I let myself into the house next door. We’re always in and out of each other’s houses so much that I don’t think to knock, and both Tad and Gray jump when I walk into the living room while they’re watching a film together. Gray shoots to his feet to hug me. Tad stands a little slower.

“How’re you holding up?” he asks, his voice low.

“Holding up,” I say, because I can’t say that I’m ok or that it’s ok, and I don’t want to say that I’m not ok. I am holding up, after all. “Kris is here now. And Mom wants to see you.”

Once he’s gone and Gray and I are alone, I drop onto the sofa with a heavy sigh and flop onto my back. I feel as though I need to sleep for a week, and drink a couple gallons of water to rehydrate myself.

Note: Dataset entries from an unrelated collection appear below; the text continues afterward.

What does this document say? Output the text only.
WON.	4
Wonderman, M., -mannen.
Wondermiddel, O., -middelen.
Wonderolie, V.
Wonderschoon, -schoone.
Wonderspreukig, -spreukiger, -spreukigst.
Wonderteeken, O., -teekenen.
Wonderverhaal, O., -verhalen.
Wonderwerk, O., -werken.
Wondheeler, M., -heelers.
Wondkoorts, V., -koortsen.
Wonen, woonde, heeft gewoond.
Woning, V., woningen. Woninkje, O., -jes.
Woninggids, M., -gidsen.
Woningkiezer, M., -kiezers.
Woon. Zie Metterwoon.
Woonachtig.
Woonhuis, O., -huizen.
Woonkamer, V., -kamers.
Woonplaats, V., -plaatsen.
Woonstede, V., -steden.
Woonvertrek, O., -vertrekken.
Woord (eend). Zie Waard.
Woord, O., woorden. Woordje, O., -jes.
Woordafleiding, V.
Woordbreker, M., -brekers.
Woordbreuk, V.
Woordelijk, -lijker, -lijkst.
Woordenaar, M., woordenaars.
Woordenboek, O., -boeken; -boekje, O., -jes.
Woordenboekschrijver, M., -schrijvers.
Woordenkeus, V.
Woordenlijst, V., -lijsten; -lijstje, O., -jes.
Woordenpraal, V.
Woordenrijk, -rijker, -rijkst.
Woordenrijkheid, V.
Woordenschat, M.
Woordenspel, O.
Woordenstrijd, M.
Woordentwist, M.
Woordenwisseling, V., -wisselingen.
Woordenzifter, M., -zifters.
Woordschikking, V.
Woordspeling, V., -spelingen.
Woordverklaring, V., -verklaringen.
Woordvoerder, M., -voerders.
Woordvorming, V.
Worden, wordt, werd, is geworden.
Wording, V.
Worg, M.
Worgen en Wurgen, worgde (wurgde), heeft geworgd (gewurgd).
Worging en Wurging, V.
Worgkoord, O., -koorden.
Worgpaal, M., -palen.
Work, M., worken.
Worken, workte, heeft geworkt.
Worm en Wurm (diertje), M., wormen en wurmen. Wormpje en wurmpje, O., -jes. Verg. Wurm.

“Dad told me what happened,” Gray says. He perches on the edge of the sofa. “I’m so sorry, Storie. I … I wish I knew what to say.”

“Me too,” I say. “You don’t need to say anything.” I struggle to sit up and I sink against Gray, our shoulders pressed together. “It’s over now, at least. No more wondering.”

“Closure,” he says. “Right?”

“Exactly.” I turn to him, his face so close that it makes me go a bit cross-eyed. “For a second, I thought Dad was alive,” I say. “The police officer looked like him from the back, and Mom looked so calm. I thought it was him.”

“Oh, God. That’s awful.”

“Mmm.”

I can’t explain that feeling, the whiplash of going from one extreme to the other so fast that I’m sure my body went into overdrive and stopped functioning for a few seconds.

“I’m so sorry, Storie,” Gray says. He puts his arm around my shoulders. “I’m glad you know now, though.”

“Me too.”

“D’you want to talk about it?”

“Not yet.”

“Wanna stay here for a bit?”

I nod.

“There’s ice cream in the freezer and chips in the cupboard and Netflix on the TV,” he says. He always knows exactly what to say. “Chickflick, comedy, or trashy horror?”

“Something feelgood,” I say, and he navigates to an old favorite of mine without having to ask. There are some films I can watch over and over and never get sick of them, and Matilda is one of them.

I think Gray knows me better than I do. God knows what I’d do without him.